California Code, Labor Code – LAB § 3700
Every employer except the state shall secure the payment of compensation in one or more of the following ways:
(a) By being insured against liability to pay compensation by one or more insurers duly authorized to write compensation insurance in this state.
(b) By securing from the Director of Industrial Relations a certificate of consent to self-insure either as an individual employer, or as one employer in a group of employers, which may be given upon furnishing proof satisfactory to the Director of Industrial Relations of ability to self-insure and to pay any compensation that may become due to his or her employees.
(c) For any county, city, city and county, municipal corporation, public district, public agency, or any political subdivision of the state, including each member of a pooling arrangement under a joint exercise of powers agreement (but not the state itself), by securing from the Director of Industrial Relations a certificate of consent to self-insure against workers’ compensation claims, which certificate may be given upon furnishing proof satisfactory to the director of ability to administer workers’ compensation claims properly, and to pay workers’ compensation claims that may become due to its employees. On or before March 31, 1979, a political subdivision of the state which, on December 31, 1978, was uninsured for its liability to pay compensation, shall file a properly completed and executed application for a certificate of consent to self-insure against workers’ compensation claims. The certificate shall be issued and be subject to the provisions of Section 3702.
For purposes of this section, “state” shall include the superior courts of California.
California Code, Labor Code – LAB § 5402
(a) Knowledge of an injury, obtained from any source, on the part of an employer, the employer’s managing agent, superintendent, foreman, or other person in authority, or knowledge of the assertion of a claim of injury sufficient to afford opportunity to the employer to make an investigation into the facts, is equivalent to service under Section 5400.

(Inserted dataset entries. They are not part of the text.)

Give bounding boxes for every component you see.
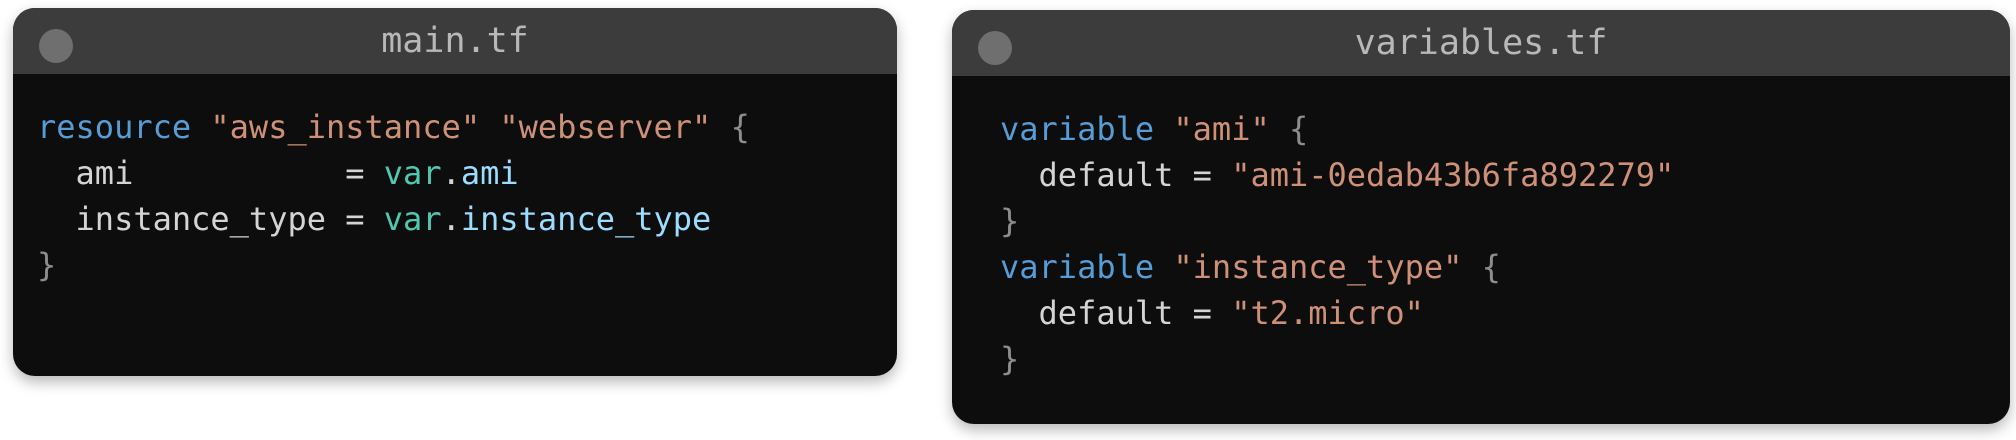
variables-tf-window: variables.tf variable "ami" { default = …	[952, 10, 2010, 424]
dot-operator: .	[441, 154, 461, 192]
variable-name-instance-type: "instance_type"	[1173, 248, 1463, 286]
code-line-5: default = "t2.micro"	[1000, 294, 1424, 332]
keyword-variable: variable	[1000, 110, 1155, 148]
brace-close: }	[1000, 202, 1020, 240]
default-value-instance-type: "t2.micro"	[1231, 294, 1424, 332]
var-keyword: var	[383, 154, 442, 192]
attr-default: default	[1038, 294, 1174, 332]
brace-open: {	[730, 108, 750, 146]
code-line-1: variable "ami" {	[1000, 110, 1308, 148]
string-resource-type: "aws_instance"	[210, 108, 481, 146]
keyword-variable: variable	[1000, 248, 1155, 286]
brace-close: }	[37, 246, 57, 284]
code-line-2: ami = var.ami	[37, 154, 519, 192]
main-tf-code: resource "aws_instance" "webserver" { am…	[37, 104, 750, 288]
equals-sign: =	[345, 200, 365, 238]
attr-default: default	[1038, 156, 1174, 194]
code-line-3: instance_type = var.instance_type	[37, 200, 712, 238]
brace-close: }	[1000, 340, 1020, 378]
code-line-1: resource "aws_instance" "webserver" {	[37, 108, 750, 146]
var-ref-ami: ami	[460, 154, 519, 192]
var-ref-instance-type: instance_type	[460, 200, 712, 238]
attr-instance-type: instance_type	[75, 200, 326, 238]
string-resource-name: "webserver"	[499, 108, 712, 146]
code-line-4: variable "instance_type" {	[1000, 248, 1501, 286]
main-tf-window: main.tf resource "aws_instance" "webserv…	[13, 8, 897, 376]
main-tf-title: main.tf	[381, 21, 529, 61]
variables-tf-title: variables.tf	[1354, 23, 1608, 63]
brace-open: {	[1288, 110, 1309, 148]
equals-sign: =	[1192, 156, 1212, 194]
equals-sign: =	[345, 154, 365, 192]
attr-ami: ami	[75, 154, 134, 192]
variables-tf-code: variable "ami" { default = "ami-0edab43b…	[1000, 106, 1674, 382]
variable-name-ami: "ami"	[1173, 110, 1270, 148]
keyword-resource: resource	[37, 108, 192, 146]
dot-operator: .	[441, 200, 461, 238]
brace-open: {	[1481, 248, 1501, 286]
variables-tf-titlebar: variables.tf	[952, 10, 2010, 76]
var-keyword: var	[383, 200, 442, 238]
code-line-2: default = "ami-0edab43b6fa892279"	[1000, 156, 1675, 194]
equals-sign: =	[1192, 294, 1212, 332]
main-tf-titlebar: main.tf	[13, 8, 897, 74]
default-value-ami: "ami-0edab43b6fa892279"	[1231, 156, 1675, 194]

(b)(1) If liability is not rejected within 90 days after the date the claim form is filed under Section 5401, the injury shall be presumed compensable under this division. The presumption of this subdivision is rebuttable only by evidence discovered subsequent to the 90-day period.
(2) Notwithstanding paragraph (1), for injuries or illnesses defined in Sections 3212 to 3212.85, inclusive, and Sections 3212.9 to 3213.2, inclusive, if the liability is not rejected within 75 days after the date the claim form is filed pursuant to Section 5401, the injury shall be presumed compensable under this division. The presumption of this subdivision is rebuttable only by evidence discovered subsequent to the 75-day period.

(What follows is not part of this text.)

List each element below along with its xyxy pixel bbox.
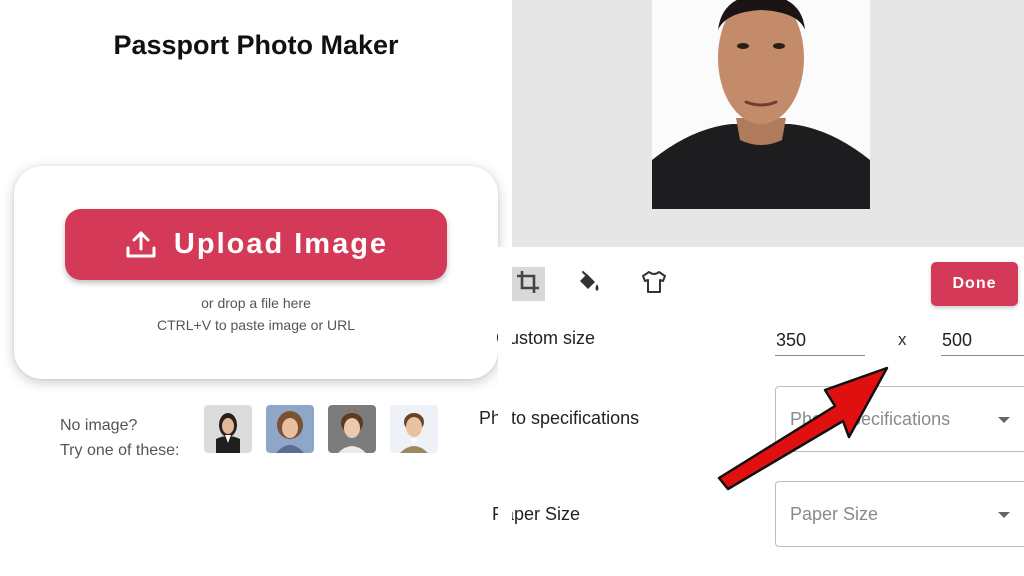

(c) Within one working day after an employee files a claim form under Section 5401, the employer shall authorize the provision of all treatment, consistent with Section 5307.27, for the alleged injury and shall continue to provide the treatment until the date that liability for the claim is accepted or rejected. Until the date the claim is accepted or rejected, liability for medical treatment shall be limited to ten thousand dollars ($10,000).

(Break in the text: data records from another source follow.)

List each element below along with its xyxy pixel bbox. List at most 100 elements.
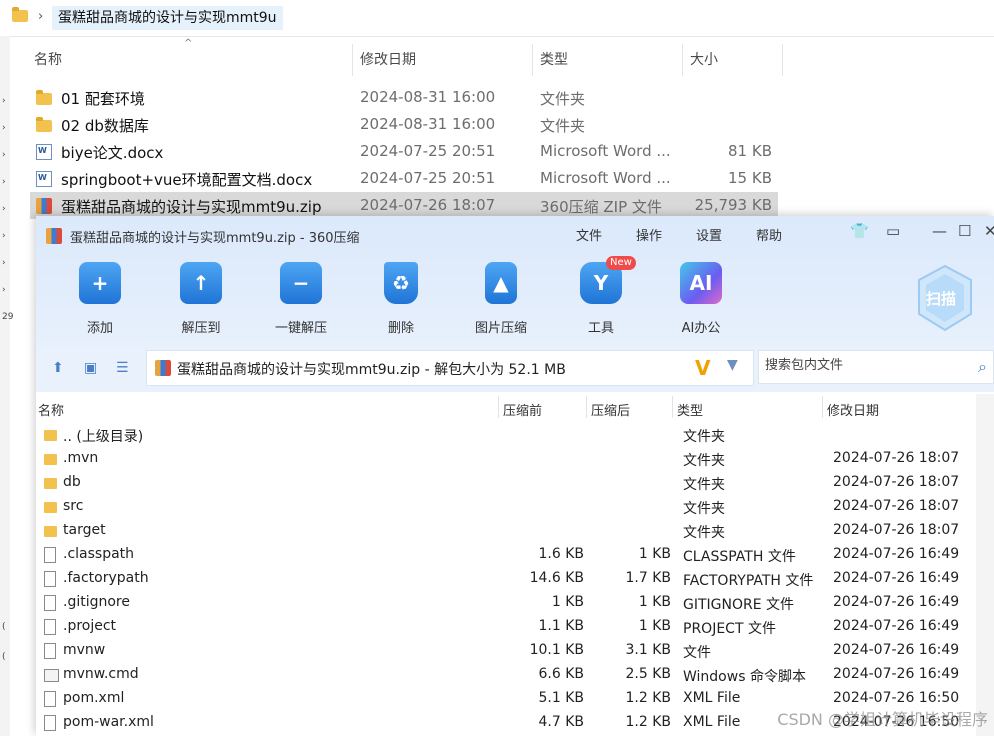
expand-chevron-icon[interactable]: ›	[2, 285, 6, 295]
file-row[interactable]: biye论文.docx 2024-07-25 20:51 Microsoft W…	[30, 138, 778, 165]
ai-office-button[interactable]: AI AI办公	[661, 262, 741, 336]
maximize-icon[interactable]: ☐	[958, 222, 971, 240]
archive-search-box[interactable]: ⌕	[758, 350, 994, 384]
file-icon	[44, 691, 56, 707]
image-compress-icon: ▲	[485, 262, 517, 304]
column-header-date[interactable]: 修改日期	[827, 400, 879, 419]
search-icon[interactable]: ⌕	[978, 357, 987, 377]
entry-name: target	[63, 522, 106, 538]
column-divider[interactable]	[498, 396, 499, 418]
file-name: 01 配套环境	[61, 90, 145, 108]
close-icon[interactable]: ✕	[984, 222, 994, 240]
expand-chevron-icon[interactable]: ›	[2, 123, 6, 133]
file-row[interactable]: 02 db数据库 2024-08-31 16:00 文件夹	[30, 111, 778, 138]
entry-type: GITIGNORE 文件	[683, 597, 795, 613]
extract-to-button[interactable]: ↑ 解压到	[161, 262, 241, 336]
tools-button[interactable]: Y 工具	[561, 262, 641, 336]
search-input[interactable]	[763, 357, 967, 374]
verified-v-icon[interactable]: V	[695, 356, 710, 380]
expand-chevron-icon[interactable]: ›	[2, 231, 6, 241]
expand-chevron-icon[interactable]: ›	[2, 258, 6, 268]
entry-type: CLASSPATH 文件	[683, 549, 796, 565]
archive-row[interactable]: db 文件夹 2024-07-26 18:07	[36, 471, 976, 495]
expand-chevron-icon[interactable]: ›	[2, 204, 6, 214]
360zip-logo-icon	[46, 228, 62, 244]
entry-size-before: 1.1 KB	[538, 618, 585, 634]
archive-row[interactable]: .factorypath 14.6 KB 1.7 KB FACTORYPATH …	[36, 567, 976, 591]
entry-name: .. (上级目录)	[63, 429, 144, 445]
column-header-date[interactable]: 修改日期	[360, 44, 416, 76]
dropdown-arrow-icon[interactable]: ▼	[727, 357, 738, 373]
nav-pane-text: 29	[2, 312, 14, 322]
column-header-name[interactable]: 名称	[34, 44, 62, 76]
address-bar[interactable]: › 蛋糕甜品商城的设计与实现mmt9u	[0, 0, 994, 37]
file-name: biye论文.docx	[61, 144, 164, 162]
column-header-type[interactable]: 类型	[677, 400, 703, 419]
menu-file[interactable]: 文件	[576, 225, 602, 244]
archive-row[interactable]: .mvn 文件夹 2024-07-26 18:07	[36, 447, 976, 471]
new-badge: New	[606, 256, 636, 270]
archive-row[interactable]: mvnw.cmd 6.6 KB 2.5 KB Windows 命令脚本 2024…	[36, 663, 976, 687]
vertical-scrollbar[interactable]	[976, 394, 994, 736]
entry-size-after: 1.2 KB	[625, 690, 672, 706]
scan-button[interactable]: 扫描	[916, 264, 974, 332]
column-divider[interactable]	[822, 396, 823, 418]
path-navigation-bar: ⬆ ▣ ☰ 蛋糕甜品商城的设计与实现mmt9u.zip - 解包大小为 52.1…	[36, 346, 994, 392]
view-thumbnail-icon[interactable]: ▣	[84, 360, 97, 376]
column-header-after[interactable]: 压缩后	[591, 400, 630, 419]
menu-help[interactable]: 帮助	[756, 225, 782, 244]
chevron-right-icon[interactable]: ›	[38, 9, 43, 24]
feedback-icon[interactable]: ▭	[886, 222, 900, 240]
archive-row[interactable]: mvnw 10.1 KB 3.1 KB 文件 2024-07-26 16:49	[36, 639, 976, 663]
column-divider[interactable]	[352, 44, 353, 76]
entry-name: .mvn	[63, 450, 99, 466]
menu-settings[interactable]: 设置	[696, 225, 722, 244]
add-button[interactable]: + 添加	[60, 262, 140, 336]
entry-type: FACTORYPATH 文件	[683, 573, 814, 589]
column-divider[interactable]	[586, 396, 587, 418]
file-row[interactable]: 01 配套环境 2024-08-31 16:00 文件夹	[30, 84, 778, 111]
archive-row[interactable]: .classpath 1.6 KB 1 KB CLASSPATH 文件 2024…	[36, 543, 976, 567]
expand-chevron-icon[interactable]: ›	[2, 150, 6, 160]
image-compress-button[interactable]: ▲ 图片压缩	[461, 262, 541, 336]
breadcrumb[interactable]: 蛋糕甜品商城的设计与实现mmt9u	[52, 6, 283, 30]
archive-row[interactable]: .project 1.1 KB 1 KB PROJECT 文件 2024-07-…	[36, 615, 976, 639]
tool-label: 图片压缩	[474, 321, 527, 336]
skin-icon[interactable]: 👕	[850, 222, 869, 240]
column-header-before[interactable]: 压缩前	[503, 400, 542, 419]
column-divider[interactable]	[672, 396, 673, 418]
menu-operation[interactable]: 操作	[636, 225, 662, 244]
column-header-type[interactable]: 类型	[540, 44, 568, 76]
entry-type: XML File	[683, 714, 741, 730]
minimize-icon[interactable]: —	[932, 222, 947, 240]
archive-row[interactable]: src 文件夹 2024-07-26 18:07	[36, 495, 976, 519]
archive-path-box[interactable]: 蛋糕甜品商城的设计与实现mmt9u.zip - 解包大小为 52.1 MB V …	[146, 350, 754, 386]
one-click-extract-button[interactable]: − 一键解压	[261, 262, 341, 336]
file-icon	[44, 595, 56, 611]
column-header-size[interactable]: 大小	[690, 44, 718, 76]
delete-button[interactable]: ♻ 删除	[361, 262, 441, 336]
expand-chevron-icon[interactable]: ›	[2, 96, 6, 106]
column-divider[interactable]	[682, 44, 683, 76]
archive-row[interactable]: .. (上级目录) 文件夹	[36, 423, 976, 447]
file-size: 81 KB	[728, 142, 772, 160]
entry-size-before: 5.1 KB	[538, 690, 585, 706]
folder-icon	[44, 430, 57, 441]
view-list-icon[interactable]: ☰	[116, 360, 129, 376]
folder-icon	[44, 454, 57, 465]
column-header-name[interactable]: 名称	[38, 400, 64, 419]
entry-size-before: 4.7 KB	[538, 714, 585, 730]
entry-name: db	[63, 474, 81, 490]
file-row[interactable]: springboot+vue环境配置文档.docx 2024-07-25 20:…	[30, 165, 778, 192]
file-name: springboot+vue环境配置文档.docx	[61, 171, 313, 189]
archive-row[interactable]: target 文件夹 2024-07-26 18:07	[36, 519, 976, 543]
archive-row[interactable]: .gitignore 1 KB 1 KB GITIGNORE 文件 2024-0…	[36, 591, 976, 615]
navigation-pane[interactable]: › › › › › › › › 29 ( (	[0, 36, 14, 736]
expand-chevron-icon[interactable]: ›	[2, 177, 6, 187]
file-row-selected[interactable]: 蛋糕甜品商城的设计与实现mmt9u.zip 2024-07-26 18:07 3…	[30, 192, 778, 219]
entry-size-before: 10.1 KB	[529, 642, 584, 658]
column-divider[interactable]	[782, 44, 783, 76]
column-divider[interactable]	[532, 44, 533, 76]
file-date: 2024-07-26 18:07	[360, 196, 496, 214]
up-level-icon[interactable]: ⬆	[52, 360, 64, 376]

(d) Treatment provided under subdivision (c) does not give rise to a presumption of liability on the part of the employer.
(e) Upon appropriation by the Legislature, the Division of Workers’ Compensation shall identify and amend its existing data collection processes to include collection of the date on which the claimant is notified of acceptance, denial, or conditional denial of liability for a claim, consistent with this section.